Nie wszystko na Kubie jest piękne…
Jesteśmy zachwyceni morzem karaibskim i cudownymi plażami. W ciepłej i czystej wodzie w której co kawałek napotykamy na ławicę srebrnych rybek spędzamy wiele godzin, jednak nigdy nie zaakceptujemy kubańskiego lenistwa i niechlujstwa.
Mija czwarta noc w hotelu Playa Cayo Santa Maria (5 gwiazdek) a podłogi i łazienka w naszym pokoju nie zostały ani razu umyte. Jako że nie potrzebujemy zmiany pościeli, obsługa nigdy nie poprawiła pościelonego przez nas łóżka.
Zniszczone stoliki, a przecież hotel jest 5 gwiazdkowy.
Śmieci (te po turystach) walają się wszędzie (chodniki, krzaki, plaża) i nikt ich nie podnosi. Od czterech dni brudne talerze leżą tuż przy naszym domku i chyba tak poleżą aż się rozłożą.
Kiedy obsługa zmienia pościel, po prostu rzuca wszystko na chodniki przed domkami i tak stosy poszewek i prześcieradeł najpierw zamiotą chodniki, aby potem trafić do pralni.
Zleciliśmy odpłatne wypranie dwóch koszulek. Udało się, ale obsługa przyniosła je byle jak złożone i niewyprasowane. Dla porównania, w Tajlandii, nawet para majtek przychodziła cudnie wyprasowana i zapakowana.
Prześcieradła, ręczniki i firanki potrafią być przedarte i poplamione.
Plaża. Zawalone domki chroniące przed słońcem.
Często w bufecie serwowane jest nieświeże lub odświeżane jedzenie, co może być bardzo niebezpieczne dla żarłocznych turystów, pochłaniających tony jedzenia i mieszających wszystko co serwuje bufet.

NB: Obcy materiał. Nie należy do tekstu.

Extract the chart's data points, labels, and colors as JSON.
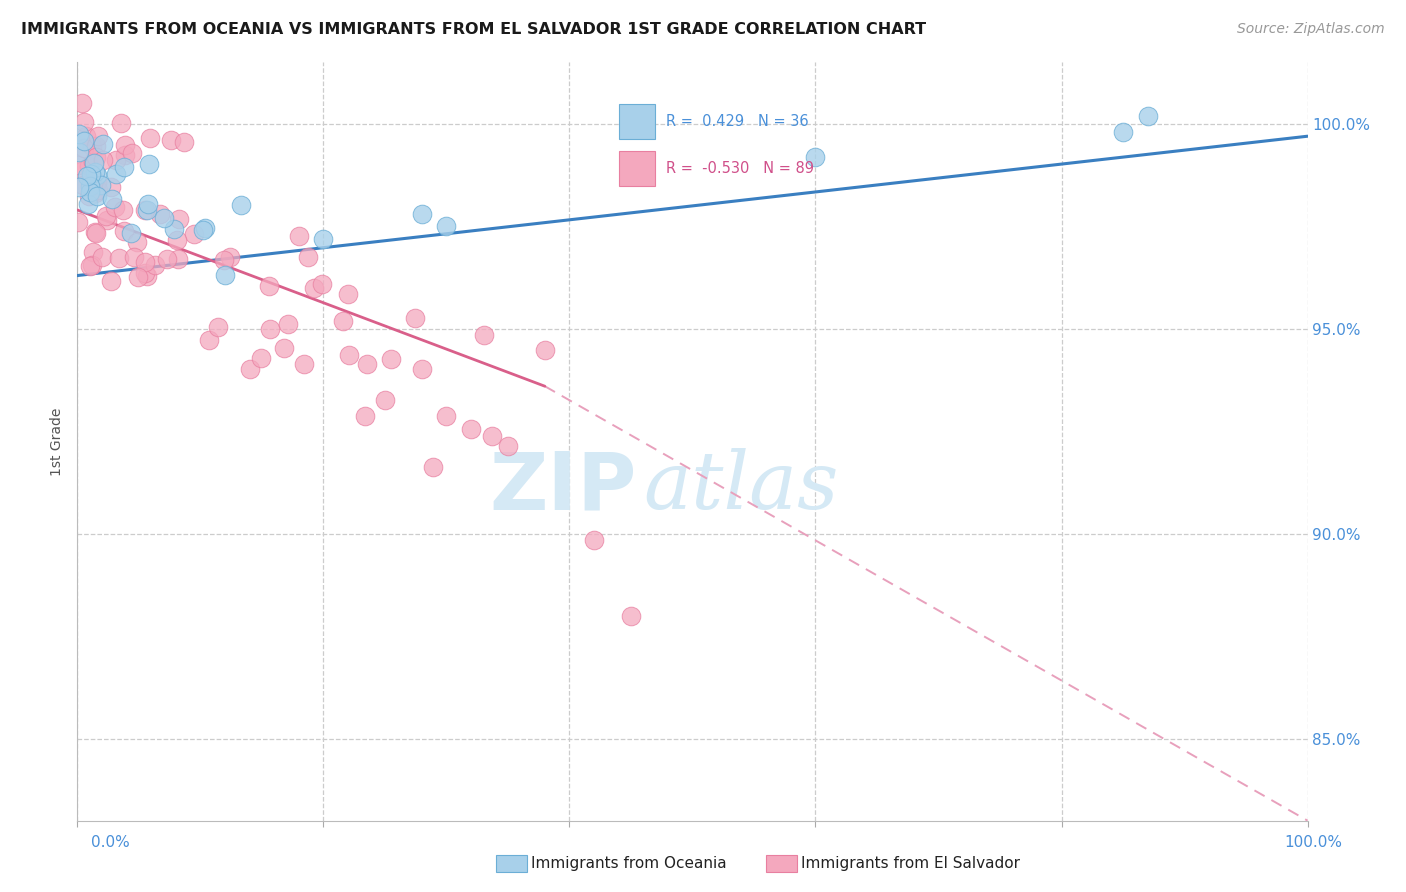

Zdajemy sobie sprawę z embarga nałożonego na Kubę. Kubańczykom brakuje podstawowych produktów spożywczych, produktów higienicznych takich jak papier toaletowy i mydło stąd nie uzupełniają tego typu produktów w łazienkach turystów, jednak bylejakość i lenistwo nie mogą być usprawiedliwieniem embarga.